Health

Trump says ‘very important’ autism announcement coming on Monday

Trump says ‘very important’ autism announcement coming on Monday

President Trump said this weekend that his administration will have something “very important” to say about autism on Monday.
I think it’s going to be a very important announcement, and I think it’s going to be one of the most important things that we are going to do,” Trump said at a dinner Saturday hosted by the conservative American Cornerstone Institute.
Trump’s announcement comes after the Wall Street Journal wrote recently that Health Secretary Robert F. Kennedy Jr. will release a report suggesting that the use of the over-the-counter pain medication Tylenol by pregnant women is potentially linked to autism, contrary to medical guidelines that say it is safe to use.
Autism diagnoses in the United States have increased greatly since 2000, which has elevated public concern. By 2020, the U.S. autism rate in 8-year-olds was 1 in 36, or 2.77%, up from 2.27% in 2018 and 0.66% in 2000, according to the Centers for Disease Control and Prevention.

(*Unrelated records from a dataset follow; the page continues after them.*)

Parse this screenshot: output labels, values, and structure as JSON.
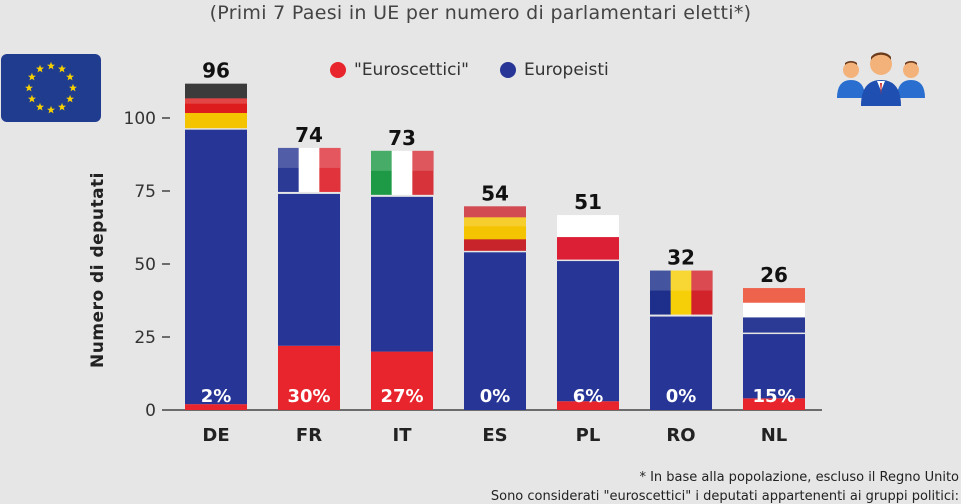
{
  "subtitle": "(Primi 7 Paesi in UE per numero di parlamentari eletti*)",
  "legend": {
    "euroscettici": "\"Euroscettici\"",
    "europeisti": "Europeisti"
  },
  "colors": {
    "euroscettici": "#e8242c",
    "europeisti": "#263596",
    "eu_blue": "#1f3c8f",
    "eu_star": "#f6d000"
  },
  "icons": [
    "eu-flag-icon",
    "people-group-icon"
  ],
  "footnotes": {
    "line1": "* In base alla popolazione, escluso il Regno Unito",
    "line2": "Sono considerati \"euroscettici\" i deputati appartenenti ai gruppi politici:"
  },
  "chart_data": {
    "type": "bar",
    "stacked": true,
    "categories": [
      "DE",
      "FR",
      "IT",
      "ES",
      "PL",
      "RO",
      "NL"
    ],
    "totals": [
      96,
      74,
      73,
      54,
      51,
      32,
      26
    ],
    "percent_labels": [
      "2%",
      "30%",
      "27%",
      "0%",
      "6%",
      "0%",
      "15%"
    ],
    "series": [
      {
        "name": "\"Euroscettici\"",
        "values": [
          2,
          22,
          20,
          0,
          3,
          0,
          4
        ]
      },
      {
        "name": "Europeisti",
        "values": [
          94,
          52,
          53,
          54,
          48,
          32,
          22
        ]
      }
    ],
    "ylabel": "Numero di deputati",
    "xlabel": "",
    "ylim": [
      0,
      100
    ],
    "yticks": [
      0,
      25,
      50,
      75,
      100
    ],
    "grid": false,
    "legend_position": "top"
  }
}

Kennedy has asserted that the U.S. is in the grip of an “autism epidemic” fueled by “environmental toxins.”
The U.S. Centers for Disease Control and Prevention intends to award the Rensselaer Polytechnic Institute a contract for investigating the association between vaccines and autism prevalence, Reuters reported on Sept. 12.

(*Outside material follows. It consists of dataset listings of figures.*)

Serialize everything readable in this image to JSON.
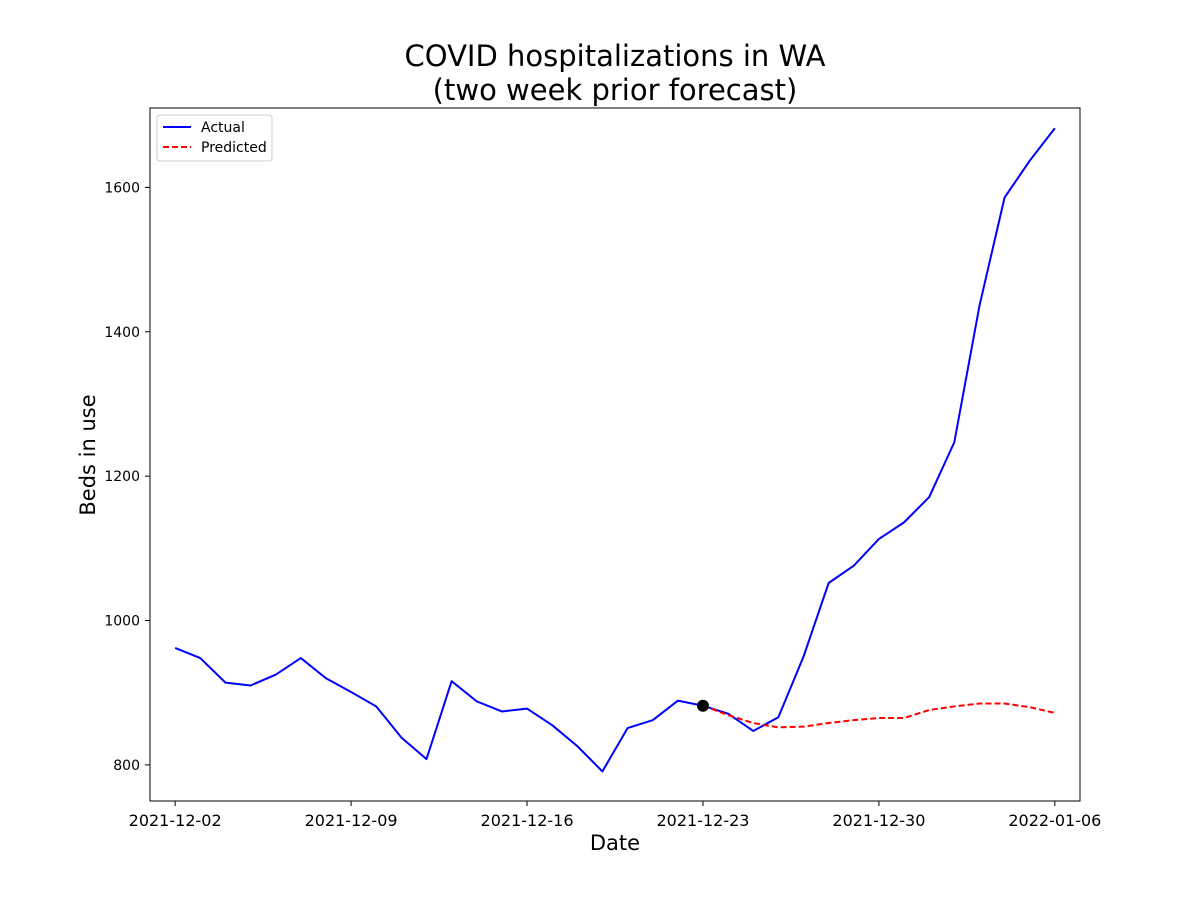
{
  "chart_data": {
    "type": "line",
    "title": [
      "COVID hospitalizations in WA",
      "(two week prior forecast)"
    ],
    "xlabel": "Date",
    "ylabel": "Beds in use",
    "x_start": "2021-12-02",
    "x_end": "2022-01-06",
    "xlim": [
      "2021-12-01",
      "2022-01-07"
    ],
    "ylim": [
      750,
      1710
    ],
    "xticks": [
      "2021-12-02",
      "2021-12-09",
      "2021-12-16",
      "2021-12-23",
      "2021-12-30",
      "2022-01-06"
    ],
    "yticks": [
      800,
      1000,
      1200,
      1400,
      1600
    ],
    "grid": false,
    "legend_position": "top-left",
    "series": [
      {
        "name": "Actual",
        "color": "#0000ff",
        "style": "solid",
        "x": [
          "2021-12-02",
          "2021-12-03",
          "2021-12-04",
          "2021-12-05",
          "2021-12-06",
          "2021-12-07",
          "2021-12-08",
          "2021-12-09",
          "2021-12-10",
          "2021-12-11",
          "2021-12-12",
          "2021-12-13",
          "2021-12-14",
          "2021-12-15",
          "2021-12-16",
          "2021-12-17",
          "2021-12-18",
          "2021-12-19",
          "2021-12-20",
          "2021-12-21",
          "2021-12-22",
          "2021-12-23",
          "2021-12-24",
          "2021-12-25",
          "2021-12-26",
          "2021-12-27",
          "2021-12-28",
          "2021-12-29",
          "2021-12-30",
          "2021-12-31",
          "2022-01-01",
          "2022-01-02",
          "2022-01-03",
          "2022-01-04",
          "2022-01-05",
          "2022-01-06"
        ],
        "y": [
          962,
          948,
          914,
          910,
          925,
          948,
          920,
          901,
          881,
          838,
          808,
          916,
          888,
          874,
          878,
          855,
          826,
          791,
          851,
          862,
          889,
          882,
          871,
          847,
          866,
          950,
          1052,
          1076,
          1113,
          1136,
          1171,
          1247,
          1436,
          1586,
          1637,
          1682
        ]
      },
      {
        "name": "Predicted",
        "color": "#ff0000",
        "style": "dashed",
        "x": [
          "2021-12-23",
          "2021-12-24",
          "2021-12-25",
          "2021-12-26",
          "2021-12-27",
          "2021-12-28",
          "2021-12-29",
          "2021-12-30",
          "2021-12-31",
          "2022-01-01",
          "2022-01-02",
          "2022-01-03",
          "2022-01-04",
          "2022-01-05",
          "2022-01-06"
        ],
        "y": [
          882,
          869,
          858,
          852,
          853,
          858,
          862,
          865,
          865,
          876,
          881,
          885,
          885,
          880,
          872
        ]
      }
    ],
    "marker": {
      "x": "2021-12-23",
      "y": 882,
      "color": "#000000"
    }
  }
}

The notice of award, posted Sept. 11 to the government’s official website, SAM.gov, was made by the CDC Office of Acquisition Services. It was for a single-source contract and can be issued without a competitive bidding process, Reuters wrote.
Secretary of Housing and Urban Development Ben Carson, Trump and Kennedy have publicly made statements linking autism to vaccines and other medicines despite a lack of research to support their claims, according to The Hill.
“So 30 years ago, we had, I’ve heard numbers of like one in 200,000, one in 100,000,” Trump, the then president-elect, told reporters at a press conference in December.
“And now I’m hearing numbers of one in 100. So something’s wrong,” he continued. “There’s something wrong. And we’re going to find out about it.”